Sozialwissenschaftler im Interview
Abgedankt: Wann verzichten wir auf Macht – und wem fällt das besonders schwer?
Manche werden aus dem Amt gedrängt, andere nehmen freiwillig ihren Hut. Doch eines scheint Machtverzicht nie zu sein: einfach. Welche Kräfte sind hier am Werk? Und ziehen sich Frauen eigentlich bereitwilliger zurück? Der Sozialwissenschaftler Karsten Schubert gibt Antworten – und plädiert für ein breiteres Verständnis von Macht.

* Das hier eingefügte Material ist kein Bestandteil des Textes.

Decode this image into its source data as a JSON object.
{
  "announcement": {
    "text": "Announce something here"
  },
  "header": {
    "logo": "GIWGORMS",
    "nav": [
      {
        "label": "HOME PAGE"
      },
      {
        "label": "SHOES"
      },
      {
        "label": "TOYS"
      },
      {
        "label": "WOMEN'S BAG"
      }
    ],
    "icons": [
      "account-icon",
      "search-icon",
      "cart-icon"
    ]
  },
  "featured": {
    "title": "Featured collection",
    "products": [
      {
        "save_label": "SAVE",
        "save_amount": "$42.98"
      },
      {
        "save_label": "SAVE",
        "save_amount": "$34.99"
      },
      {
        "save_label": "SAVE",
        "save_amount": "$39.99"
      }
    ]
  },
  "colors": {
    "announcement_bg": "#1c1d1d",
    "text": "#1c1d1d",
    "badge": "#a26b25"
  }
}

Berlin. Es ist an der Zeit zu gehen. Dieser Einsicht war Malu Dreyer, als sie im Juni aus gesundheitlichen Gründen ihren Rücktritt als Ministerpräsidentin von Rheinland-Pfalz bekannt gab. Einen Monat später verzichtete Außenministerin Annalena Baerbock auf eine erneute Kanzlerkandidatur. Im Falle von Joe Biden dagegen hielten viele Beobachter den Schritt für überfällig, lange bevor der Präsident am 21. Juli verkündete, er kandidiere nun doch nicht für die US-Wahlen.

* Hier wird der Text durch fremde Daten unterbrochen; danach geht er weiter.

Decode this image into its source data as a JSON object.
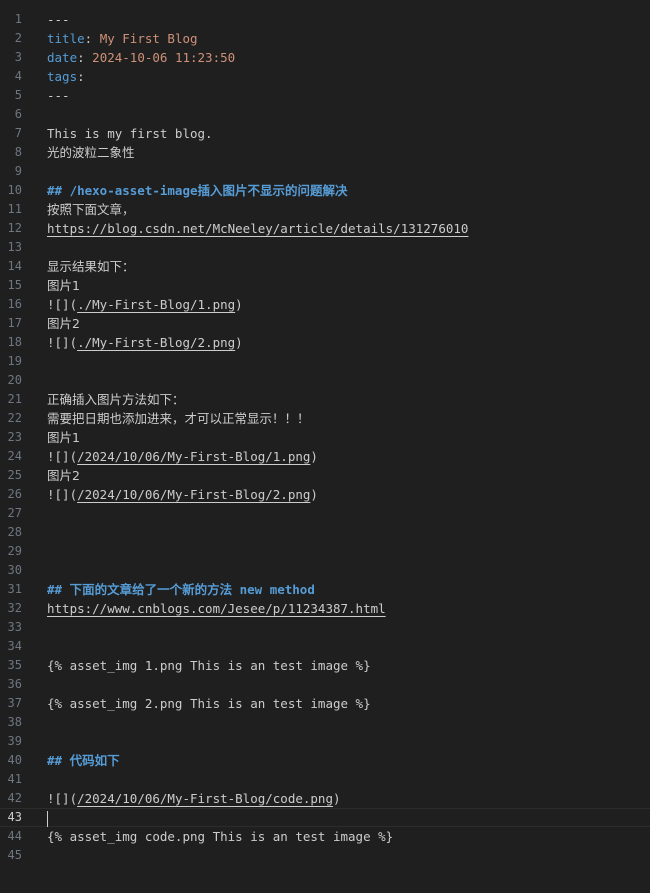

Ein typisches Verhalten machtbesessener Männer? So einfach ist es nicht, gibt Sozialwissenschaftler Karsten Schubert zu bedenken. Der politische Theoretiker an der Humboldt-Universität Berlin erforscht die Dynamiken der Macht. Die nämlich seien etwas viel Komplexeres, als der bloße Einfluss von Kanzlern, Chefinnen und Bossen. Schubert verwendet genderneutrale Formen, daher werden sie im nachfolgenden Text – entgegen der redaktionellen Leitlinien des RND – entsprechend wiedergegeben.
Herr Schubert, die Absage Joe Bidens, erneut als US-Präsident zu kandidieren, erfolgte erst, als sich auch aus den eigenen Reihen die Stimmen gegen ihn mehrten. Warum fällt es so schwer, auf Macht zu verzichten?

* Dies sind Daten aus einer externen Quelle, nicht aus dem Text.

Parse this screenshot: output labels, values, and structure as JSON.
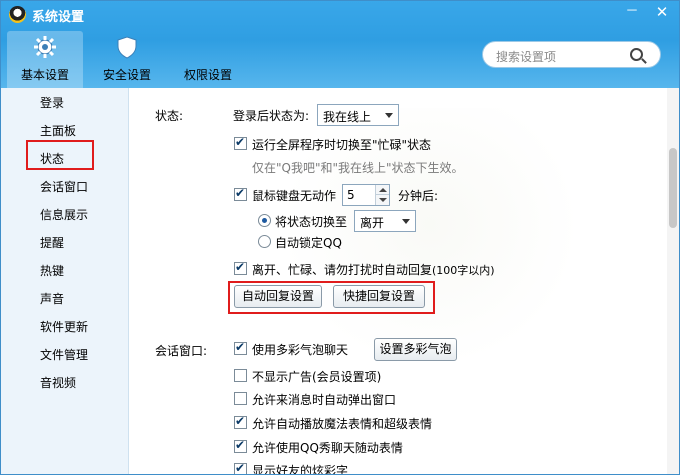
{
  "window": {
    "title": "系统设置",
    "minimize": "－",
    "close": "✕"
  },
  "top_tabs": [
    {
      "label": "基本设置",
      "icon": "gear-icon"
    },
    {
      "label": "安全设置",
      "icon": "shield-icon"
    },
    {
      "label": "权限设置",
      "icon": ""
    }
  ],
  "search": {
    "placeholder": "搜索设置项",
    "icon": "search-icon"
  },
  "sidebar": {
    "items": [
      "登录",
      "主面板",
      "状态",
      "会话窗口",
      "信息展示",
      "提醒",
      "热键",
      "声音",
      "软件更新",
      "文件管理",
      "音视频"
    ],
    "selected": "状态"
  },
  "status_section": {
    "heading": "状态:",
    "after_login_label": "登录后状态为:",
    "after_login_value": "我在线上",
    "fullscreen_busy": {
      "label": "运行全屏程序时切换至\"忙碌\"状态",
      "checked": true
    },
    "fullscreen_hint": "仅在\"Q我吧\"和\"我在线上\"状态下生效。",
    "idle": {
      "label": "鼠标键盘无动作",
      "checked": true,
      "minutes": "5",
      "suffix": "分钟后:"
    },
    "switch_radio": {
      "label": "将状态切换至",
      "selected": true,
      "value": "离开"
    },
    "lock_radio": {
      "label": "自动锁定QQ",
      "selected": false
    },
    "auto_reply": {
      "label": "离开、忙碌、请勿打扰时自动回复",
      "note": "(100字以内)",
      "checked": true
    },
    "auto_reply_button": "自动回复设置",
    "quick_reply_button": "快捷回复设置"
  },
  "chat_section": {
    "heading": "会话窗口:",
    "bubble": {
      "label": "使用多彩气泡聊天",
      "checked": true
    },
    "bubble_button": "设置多彩气泡",
    "no_ads": {
      "label": "不显示广告(会员设置项)",
      "checked": false
    },
    "popup": {
      "label": "允许来消息时自动弹出窗口",
      "checked": false
    },
    "magic": {
      "label": "允许自动播放魔法表情和超级表情",
      "checked": true
    },
    "qqshow": {
      "label": "允许使用QQ秀聊天随动表情",
      "checked": true
    },
    "colorful": {
      "label": "显示好友的炫彩字",
      "checked": true
    }
  },
  "colors": {
    "title_bar": "#39a7e9",
    "sidebar_bg": "#ecf4fb",
    "highlight_red": "#e01c1c"
  }
}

Das Ziel von Politiker*innen ist es, die Gesellschaft zu gestalten. Deswegen machen sie diesen Job. Und am meisten Raum zur Gestaltung haben sie in möglichst hohen Regierungsämtern. Dieser Wille zur Regierungsmacht trifft in demokratischen Systemen auf die Notwendigkeit eines Machtwechsels, herbeigeführt durch Wahlen, durch Rücktrittsforderungen oder dem gesetzlich festgelegten Ablaufen einer Amtszeit. Macht ist in einer Demokratie also stets etwas Prekäres. Die Spannung zwischen individuellem Machtstreben und grundsätzlich wechselnder Macht gehört zur Demokratie.
Also ist es ein gutes Zeichen, dass Joe Biden erst nach großem Widerstand seinen Rückzug verkündet hat?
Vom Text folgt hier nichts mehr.